C'est pourquoi il est important de rejoindre les organisations régionales locales qui s'expriment. Par exemple, la Cedeao a condamné les coups d'État au Mali et en Guinée et maintient un discours ferme contre la junte à Bamako. L'Union africaine a clairement exprimé « sa sérieuse préoccupation concernant la mise en place du conseil militaire de transition » au Tchad. L'UE et la Belgique se joignent aux appels lancés par les Africains en faveur d'un retour à la démocratie.

Il est bon de tenir compte de la perspective locale. Les pays du Sahel sont généralement gouvernés de manière centralisée, la majorité de nos interlocuteurs officiels vivent dans les villes et sont souvent formés dans un état d'esprit occidental.

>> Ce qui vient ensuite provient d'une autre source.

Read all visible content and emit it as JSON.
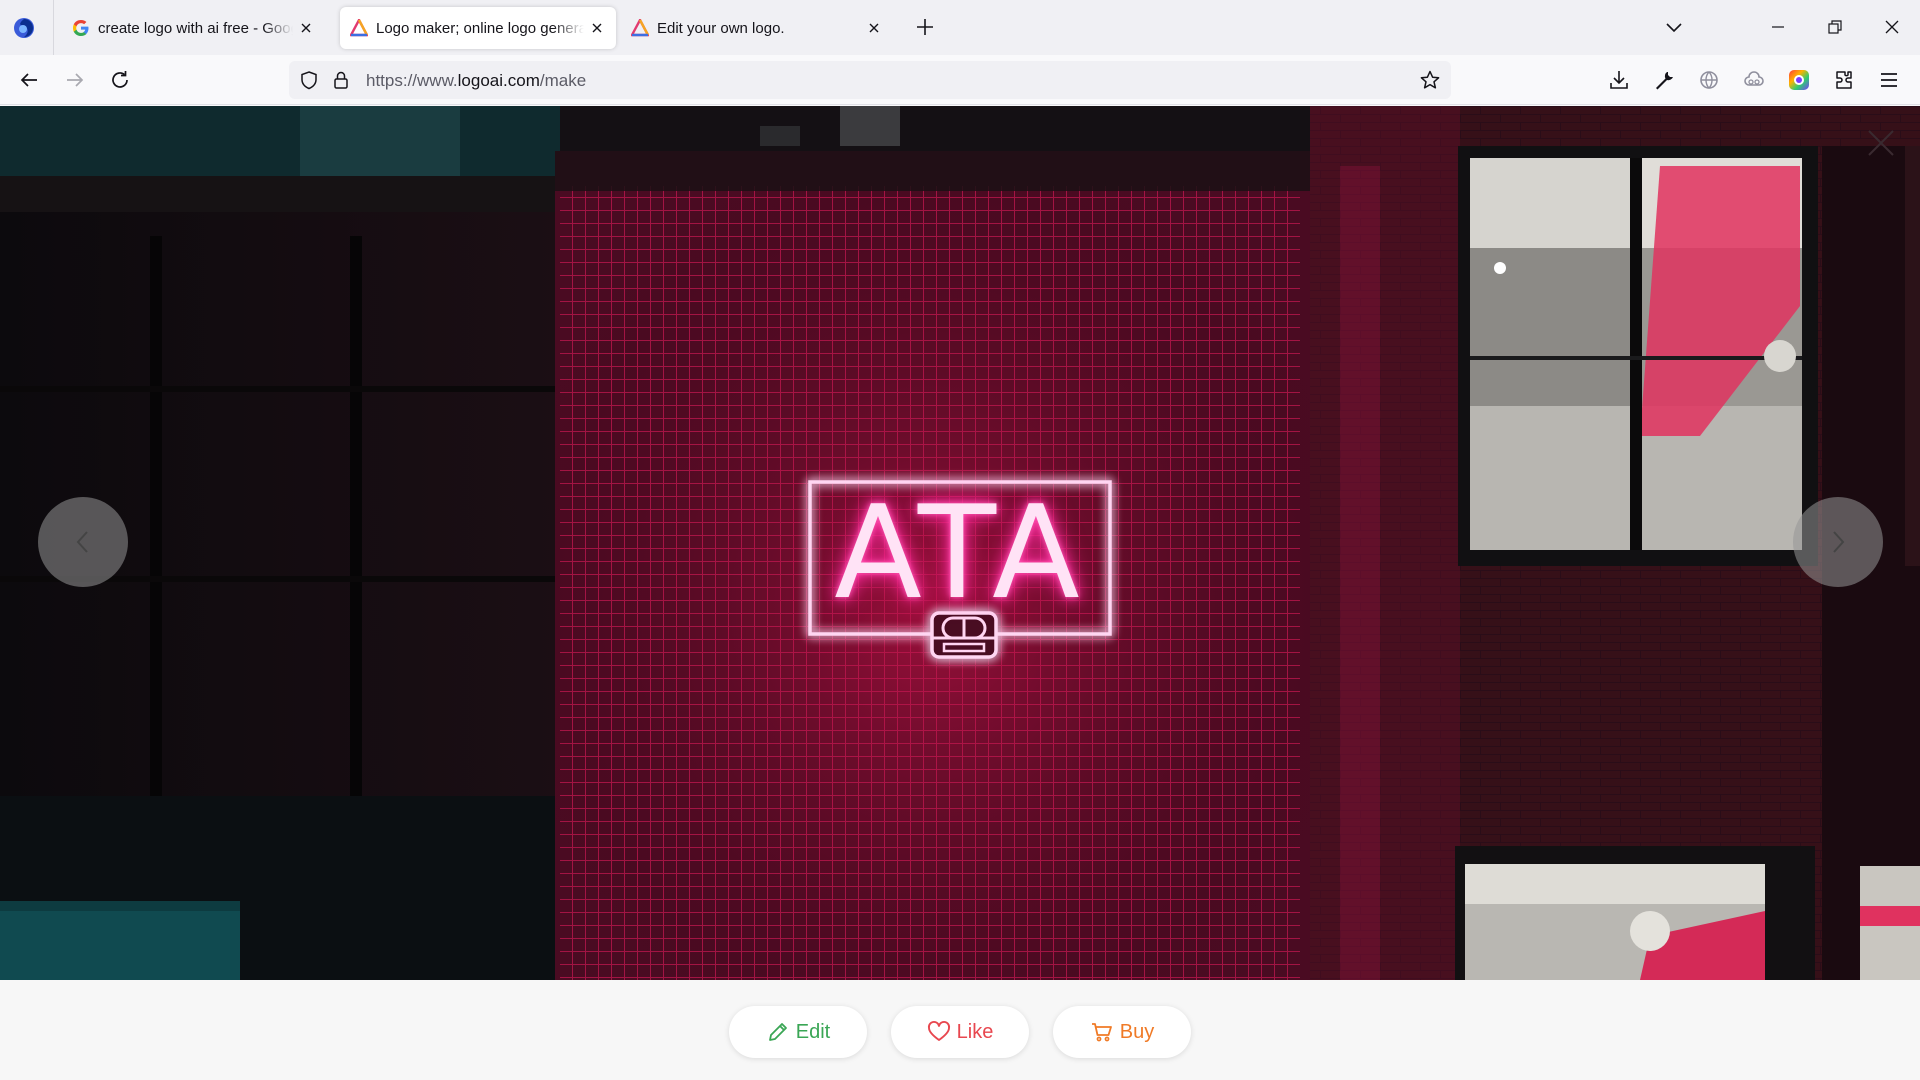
{
  "browser": {
    "tabs": [
      {
        "title": "create logo with ai free - Google Search",
        "favicon": "google-icon"
      },
      {
        "title": "Logo maker; online logo generator",
        "favicon": "logoai-icon",
        "active": true
      },
      {
        "title": "Edit your own logo.",
        "favicon": "logoai-icon"
      }
    ],
    "url_prefix": "https://www.",
    "url_host": "logoai.com",
    "url_path": "/make"
  },
  "logo": {
    "text": "ATA",
    "icon": "vinyl-record-player-icon",
    "color": "#ffd6f2",
    "glow": "#ff2a9d"
  },
  "actions": {
    "edit_label": "Edit",
    "like_label": "Like",
    "buy_label": "Buy",
    "edit_color": "#3aa655",
    "like_color": "#e8474f",
    "buy_color": "#f07a26"
  }
}
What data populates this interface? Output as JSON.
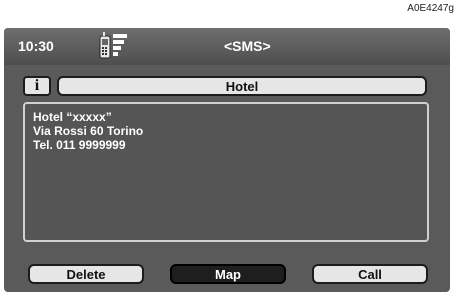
{
  "ref_code": "A0E4247g",
  "header": {
    "time": "10:30",
    "title": "<SMS>",
    "status_icon": "phone-signal-icon"
  },
  "message": {
    "title": "Hotel",
    "info_label": "i",
    "lines": [
      "Hotel “xxxxx”",
      "Via Rossi 60 Torino",
      "Tel. 011 9999999"
    ]
  },
  "buttons": {
    "delete": "Delete",
    "map": "Map",
    "call": "Call"
  },
  "colors": {
    "screen_bg": "#5a5a5a",
    "button_light": "#e6e6e6",
    "button_selected": "#1e1e1e"
  }
}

Il existe un fossé avec la périphérie, où se posent les plus gros problèmes de pauvreté et de violence. La perspective de la grande majorité de la population n'y est pas nécessairement la même. Leurs préoccupations fondamentales sont la sécurité, la survie, prendre soin de la famille.

Vous constatez que les pays prennent plus souvent en compte des acteurs locaux et non étatiques, d'une part en raison des références démocratiques parfois douteuses des régimes, et d'autre part en raison du souci positif d'écouter davantage la société civile. Le sommet Afrique-France de Montpellier du 8 octobre 2021 en est un exemple. Le président Macron a invité la société civile africaine, mais pas les chefs d'État africains. Notre longue présence en tant que partenaire de développement au Sahel - nous fêtons le 50e anniversaire de notre coopération bilatérale au Niger - nous a permis de constituer un réseau assez dense et un bon accès à ce niveau local.

Combien de temps resterez-vous Envoyé spécial ? Que souhaitez-vous réaliser ?

Une affectation à Bruxelles est normalement d'une durée de trois ans, ce qui laisse le temps de développer suffisamment votre réseau pour offrir une valeur ajoutée.

La stratégie publique renouvelée pour le Sahel est un livrable important. Il convient aussi de s'appuyer sur l'excellente réputation et l'expertise de notre pays en Afrique à destination du Sahel.

Au final, on espère toujours pouvoir contribuer à améliorer la situation sur le terrain. Il peut s'agir de grands principes (respect de la démocratie et des droits humains), mais parfois aussi de projets concrets qui rendent la vie dans un village un peu plus agréable.